‘If you went to a mind reader, he’d charge you half price.’
A popular radio star who solves real-life mysteries investigates the case of an old sea captain who was murdered on his grounded ship. Rumours of hidden treasure ensure that there are plenty of other parties interested in the case…
Milton Berle began his entertainment career with bit parts as a child actor before becoming a successful stage comedian. He began appearing in pictures again in the late 1930s, before being cast as the lead in a handful of ‘bottom of the bill’ programmers in the early years of the following decade. But the movies were a dead end and it was television that catapulted him to stardom in the late 1950s. Here he headlines what it essential a lightweight ‘old dark house’ mystery taking place on a derelict ship, and the setting is the only thing remotely original about the entire enterprise.
Berle is a smart-aleck radio star who ‘lifts the veil’ on notorious true-life crimes, although it’s never clarified whether he uses otherworldly means or more conventional methods. When he picks the old murder of a sea captain, he stirs up a whole hornet’s nest of trouble, especially when his first solution to the crime is easily disproved by the retired old policeman who originally headed up the investigation. Apparently, old Cap’n Wetherby was some kind of a pirate (in the early part of the 20th Century?!) so there’s the inevitable cache of hidden diamonds on his beached ship, and when Berle goes there in the dead of night to ‘solve’ the case again, you know he’s heading into trouble.
All the usual ‘murder mystery’ tropes of the period are present and correct. The ship’s already occupied by eccentric couple John Carradine and Renie Riano, a series of shifty characters keep turning up every few minutes, no-one can leave because of bad weather (a thick fog bank) and heroine Brenda Joyce is on hand as the heir to the pirate’s fortune. All the cast members lurk in the shadows acting as suspiciously as possible and Berle quips and smirks his way through the mechanical plot with a ready grin. It’s not the worst example of the genre that you’ll ever see, mainly because of a sprinkling of witty lines from scriptwriter Lou Breslow.
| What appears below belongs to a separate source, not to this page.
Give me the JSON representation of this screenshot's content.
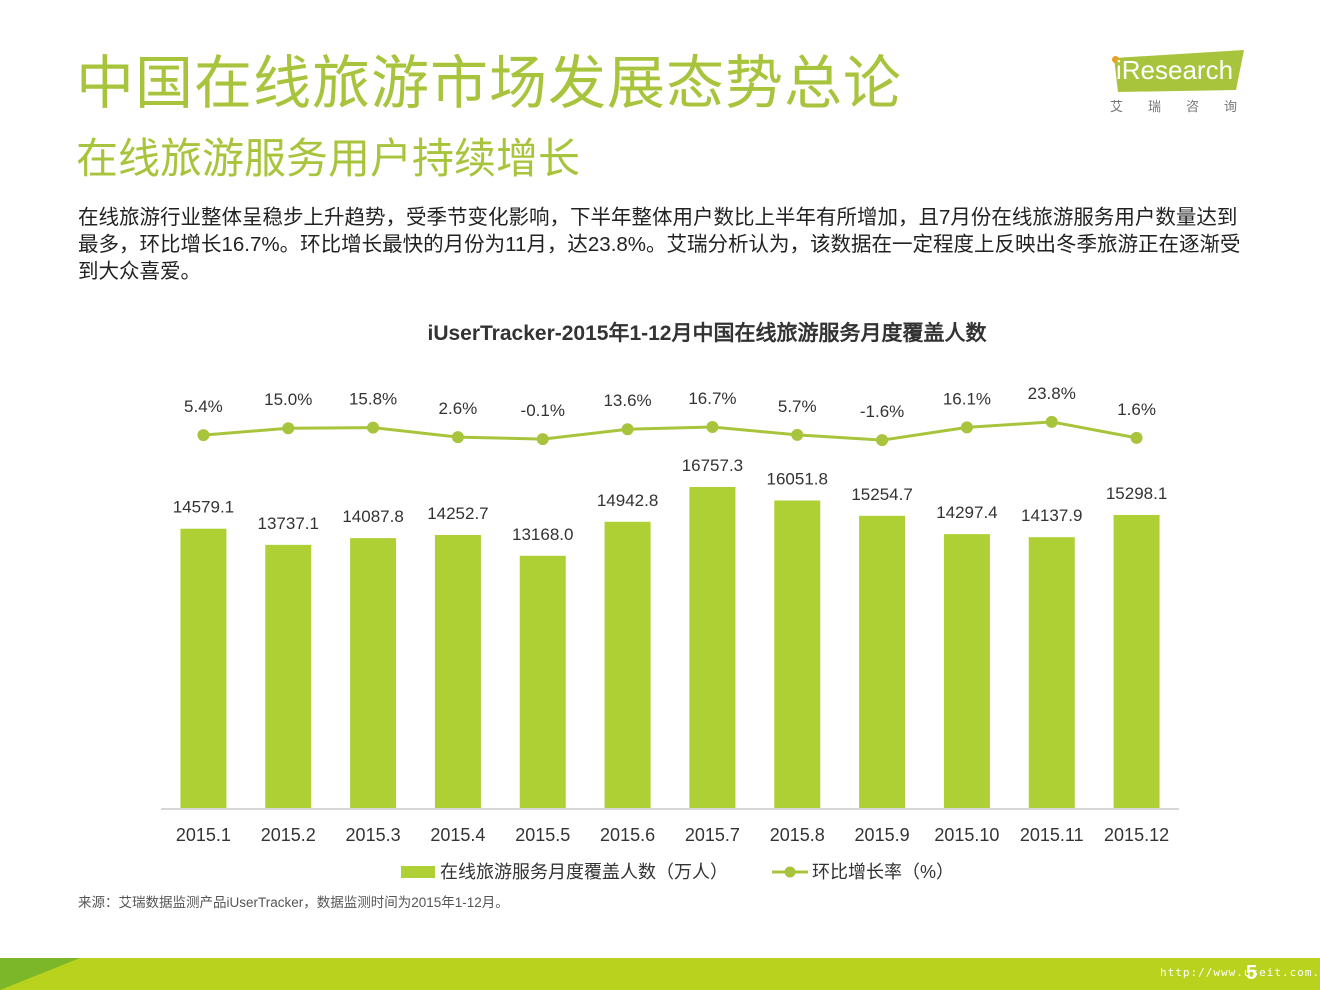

Its the cast of familiar faces in supporting roles that provides the main interest now. Carradine does an excellent frog impression (the highlight of the film), and Berle even refers to him as ‘Dracula’, which is remarkably prescient as the actor would appear as the vampire king for the first time in Universal’s ‘House of Frankenstein’ (1944), and on more than one occasion in subsequent decades.
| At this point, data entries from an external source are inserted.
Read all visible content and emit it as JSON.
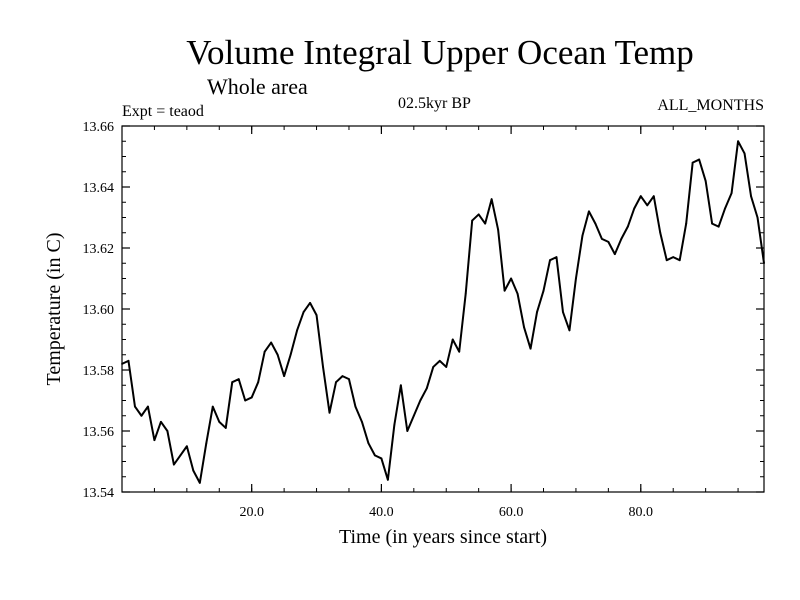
{
  "chart_data": {
    "type": "line",
    "title": "Volume Integral Upper Ocean Temp",
    "subtitle": "Whole area",
    "experiment_label": "Expt = teaod",
    "period_label": "02.5kyr BP",
    "months_label": "ALL_MONTHS",
    "xlabel": "Time (in years since start)",
    "ylabel": "Temperature (in C)",
    "xlim": [
      0,
      99
    ],
    "ylim": [
      13.54,
      13.66
    ],
    "x_ticks": [
      20,
      40,
      60,
      80
    ],
    "x_tick_labels": [
      "20.0",
      "40.0",
      "60.0",
      "80.0"
    ],
    "y_ticks": [
      13.54,
      13.56,
      13.58,
      13.6,
      13.62,
      13.64,
      13.66
    ],
    "y_tick_labels": [
      "13.54",
      "13.56",
      "13.58",
      "13.60",
      "13.62",
      "13.64",
      "13.66"
    ],
    "grid": false,
    "series": [
      {
        "name": "Volume Integral Upper Ocean Temp",
        "x": [
          0,
          1,
          2,
          3,
          4,
          5,
          6,
          7,
          8,
          9,
          10,
          11,
          12,
          13,
          14,
          15,
          16,
          17,
          18,
          19,
          20,
          21,
          22,
          23,
          24,
          25,
          26,
          27,
          28,
          29,
          30,
          31,
          32,
          33,
          34,
          35,
          36,
          37,
          38,
          39,
          40,
          41,
          42,
          43,
          44,
          45,
          46,
          47,
          48,
          49,
          50,
          51,
          52,
          53,
          54,
          55,
          56,
          57,
          58,
          59,
          60,
          61,
          62,
          63,
          64,
          65,
          66,
          67,
          68,
          69,
          70,
          71,
          72,
          73,
          74,
          75,
          76,
          77,
          78,
          79,
          80,
          81,
          82,
          83,
          84,
          85,
          86,
          87,
          88,
          89,
          90,
          91,
          92,
          93,
          94,
          95,
          96,
          97,
          98,
          99
        ],
        "values": [
          13.582,
          13.583,
          13.568,
          13.565,
          13.568,
          13.557,
          13.563,
          13.56,
          13.549,
          13.552,
          13.555,
          13.547,
          13.543,
          13.556,
          13.568,
          13.563,
          13.561,
          13.576,
          13.577,
          13.57,
          13.571,
          13.576,
          13.586,
          13.589,
          13.585,
          13.578,
          13.585,
          13.593,
          13.599,
          13.602,
          13.598,
          13.581,
          13.566,
          13.576,
          13.578,
          13.577,
          13.568,
          13.563,
          13.556,
          13.552,
          13.551,
          13.544,
          13.562,
          13.575,
          13.56,
          13.565,
          13.57,
          13.574,
          13.581,
          13.583,
          13.581,
          13.59,
          13.586,
          13.605,
          13.629,
          13.631,
          13.628,
          13.636,
          13.626,
          13.606,
          13.61,
          13.605,
          13.594,
          13.587,
          13.599,
          13.606,
          13.616,
          13.617,
          13.599,
          13.593,
          13.61,
          13.624,
          13.632,
          13.628,
          13.623,
          13.622,
          13.618,
          13.623,
          13.627,
          13.633,
          13.637,
          13.634,
          13.637,
          13.625,
          13.616,
          13.617,
          13.616,
          13.628,
          13.648,
          13.649,
          13.642,
          13.628,
          13.627,
          13.633,
          13.638,
          13.655,
          13.651,
          13.637,
          13.63,
          13.615
        ]
      }
    ]
  }
}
Edmund MacDonald appeared in Fritz Lang’s ‘Hangmen Also Die!’ (1943), ‘Black Friday’ (1940) with Karloff and Lugosi and in many other supporting roles in the 1940s. Abner Biberman was a regular Hollywood ‘heavy’ and Charles Halton carved out a long career as busybodies and minor officials, including turns in ‘The Best Years of Our Lives’ (1946), ‘To Be Or Not To Be’ (1942) and Hitchcock’s ‘Foreign Correspondent’ (1940).
ln more featured roles are Brenda Joyce and Willie Best. Joyce was best known as Weismuller’s second ‘Jane’ in MGM’s ‘Tarzan’ series, but was more than capable of better performances when given stronger material. Sadly, this script just provides her with the generic ‘damsel in distress’ assignment that she must have found no challenge at all. She retired from the screen before the end of the decade after reprising her ‘Jane’ for new kid in the jungle, Lex Barker, in ‘Tarzan’s Magic Fountain’ (1949). Best was an African-American musician and songwriter who was typed in idiotic servant roles, reflecting the racism endemic in Hollywood at the time. Although this is not as demeaning as some of his appearances (‘The Monster and the Ape’ (1945) for instance), there’s still plenty of eye- rolling, shaking and cowardice on display, which grates badly on a modern audience.
A standard ‘B’ flick of the time. Oh, and there are no ghosts; fake, real, whispering or otherwise!